Tommy Koh: I Am Disturbed By The Inequality In Singapore

Dr Tommy Koh has revealed that the poverty rate in Singapore can be as high as 33 percent in Singapore and 60 percent of university students come from families which cannot earn enough to survive.

“I am disturbed by the inequality in Singapore,” Dr Koh wrote in an opinion piece in The Straits Times on Jan 3.

“We have one of the highest Gini coefficients in the world. I am unhappy that many of our children are growing up in poverty. About a third of our students go to school with no pocket money to buy lunch.”

Indeed, the poverty rate in Singapore has been estimated to be as high as 30 percent. National University of Singapore economist Tilak Abeysinghe has also calculated that 30 percent of Singaporeans cannot earn enough and have to spend 105 percent to 151 percent of their incomes.

“As a trustee of two education trusts, I am reminded each year of the large number of needy students in our schools and tertiary institutions. I was shocked when the president of one of our universities told us recently that 60 per cent of his students need financial assistance,” Dr Koh also said.

Indeed, a Straits Times survey had shown that two-thirds of middle-income households in Singapore are able to earn enough only to spend on basic necessities and nothing else.

“At the other end of the spectrum, I am worried about the growing number of the elderly poor. Many of them are in poor health and have inadequate savings. Many of them live in loneliness, having no family or been abandoned by family and relatives,” he said.

It is indeed the case that over the past few years, there have been a growing number of stories of how older Singaporeans have chosen to die because they cannot afford their medical fees.

What Dr Koh say is not new but it is the first admission from someone who is close to the establishment to have detailed these facts.

Today, Singapore has risen to become the most expensive country and city in the world.

But Singaporeans still continue to earn one of the lowest wages among the developed countries in the world. In fact, there is still no minimum wage in Singapore – one of only 10 percent of countries in the world not to have one.

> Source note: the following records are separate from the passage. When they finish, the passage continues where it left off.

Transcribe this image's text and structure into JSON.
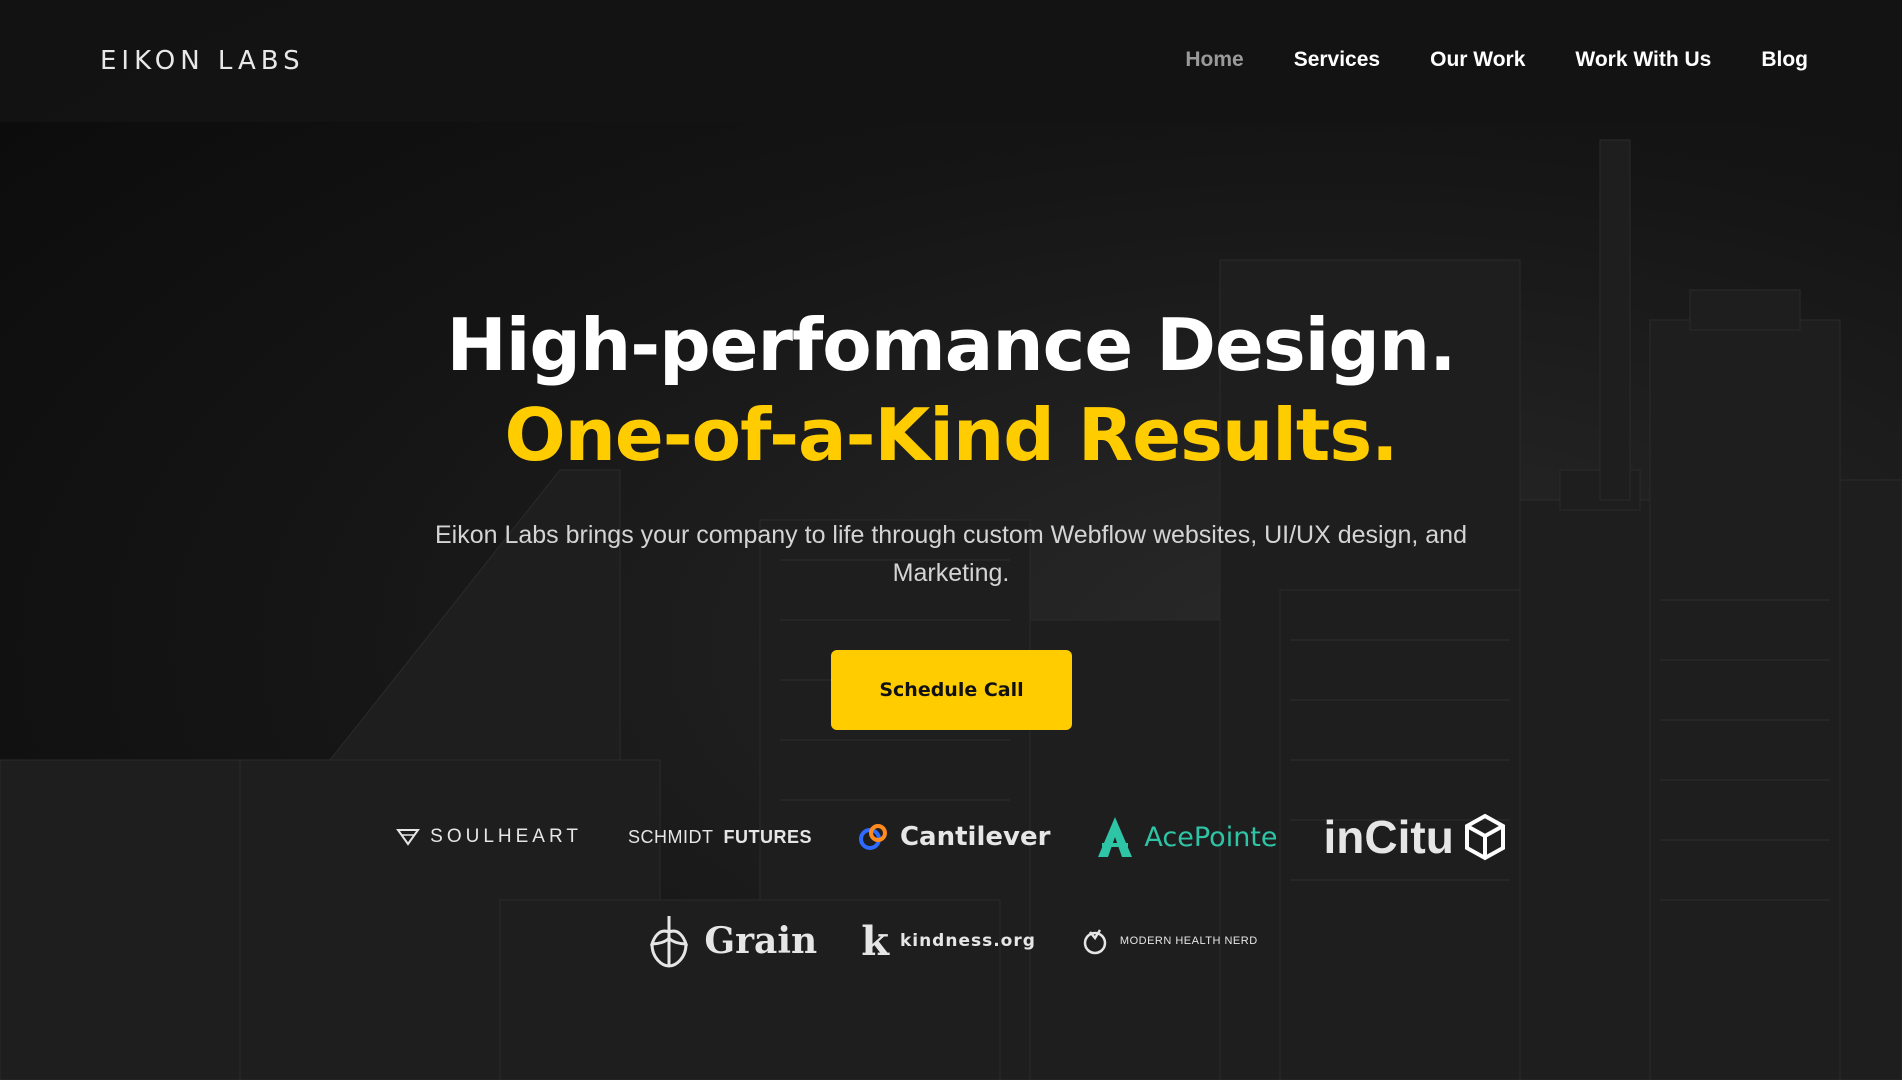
{
  "header": {
    "logo": "EIKON LABS",
    "nav": [
      {
        "label": "Home",
        "active": true
      },
      {
        "label": "Services"
      },
      {
        "label": "Our Work"
      },
      {
        "label": "Work With Us"
      },
      {
        "label": "Blog"
      }
    ]
  },
  "hero": {
    "title_line1": "High-perfomance Design.",
    "title_line2": "One-of-a-Kind Results.",
    "subtitle": "Eikon Labs brings your company to life through custom Webflow websites, UI/UX design, and Marketing.",
    "cta_label": "Schedule Call"
  },
  "clients": {
    "soulheart": "SOULHEART",
    "schmidt_a": "SCHMIDT",
    "schmidt_b": "FUTURES",
    "cantilever": "Cantilever",
    "acepointe": "AcePointe",
    "incitu": "inCitu",
    "grain": "Grain",
    "kindness_k": "k",
    "kindness": "kindness.org",
    "mhn": "MODERN HEALTH NERD"
  },
  "colors": {
    "accent": "#ffcc00",
    "background": "#0d0d0d",
    "acepointe": "#2ec4a6"
  }
}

In 2012, Dr Koh also wrote in an article comparing the GDP per capita of Singapore with the Nordic countries. Singapore’s GDP per capita was on par with the Nordic countries, but wages are drastically different.

Dr Koh revealed that cleaners in Singapore would only earn $800 when cleaners in the Nordic countries would earn between $2,085 to $5,502, or several times more.

However, because Singaporeans also have to pay for the highest cost of living in the world, this has also meant that Singaporeans have the lowest purchasing power among the developed countries.

Dr Koh had then also written, “The truth is that we pay these workers such low wages not primarily because their productivity is inherently low, but largely because they are competing against an unlimited supply of cheap foreign workers.

“The solution is for the State to reduce the supply of cheap foreign workers or introduce a minimum wage or to target specific industries, such as the hospitality industry, for wage enhancement.”

It is debatable whether the government has done so. The government has said that the basic wages of cleaners will be increased to $1,000 every month and for security guards, this will be increased to $1,100 but the new base salary will only take effect in 2016 for the latter.

However, critics argue that $1,000 or $1,100 is still insufficient when Singaporeans have estimated that a minimum wage of $1,700 or more would be necessary to have the most basic of living in Singapore.